A fixed per person exemption of say $1 million would mean that the vast majority of homeowners have nothing to pay and the young are protected.  Unless they have been the beneficiaries of inheritance, younger owners of high-priced homes are likely to have mortgages that reduce their net equity to below the exemption ($2 million for a couple).
Compared to intractable CGT problems, objections to the RFRM such as Landlords will “just load up their properties with debt”, or “put their houses in a family trust” or “can’t pay if there is no cash flow” are easily dealt with.  Valuation is simple: the rateable values are readily available and regularly updated. No daunting valuation day is needed and over time, if house values increase for whatever reason, the rateable value will increase and it with it the tax base of net equity.   
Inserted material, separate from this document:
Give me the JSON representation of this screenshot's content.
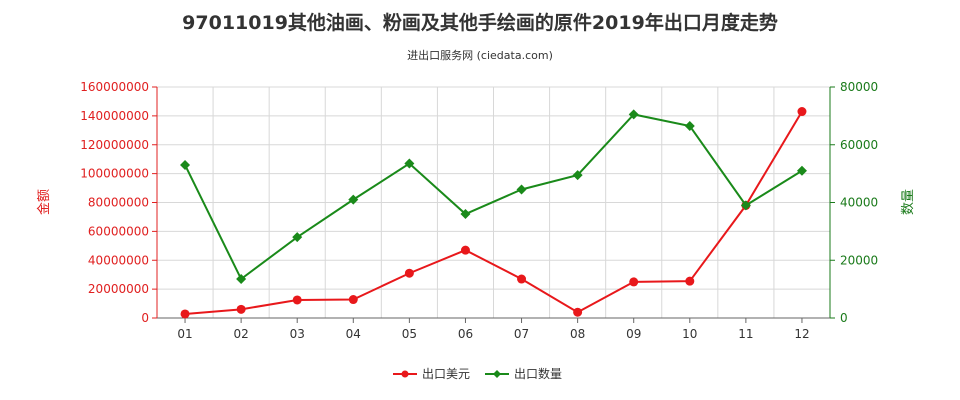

Compared to a CGT, the housing stock would be better used, and the overuse of scarce resources to build larger and more elaborate homes discouraged.  Property would stop looking like a sure-fire way to investment riches. Empty houses currently held for capital gains might actually be rented. Houses might be fixed up to keep good tenants. Accountants’ fees to manipulate the profits and loss of renting along with negative gearing would disappear. Good landlords may find in fact, they are rewarded with higher returns than before, meaning there is no justification for rent rises.
The government must use the time it has bought to show it really is serious about workable alternatives to the unworkable capital gains tax that is now dead and buried. If they use the 2020 year to prepare well they could then be ready to act decisively and confidently in the first months of the first year of their second term.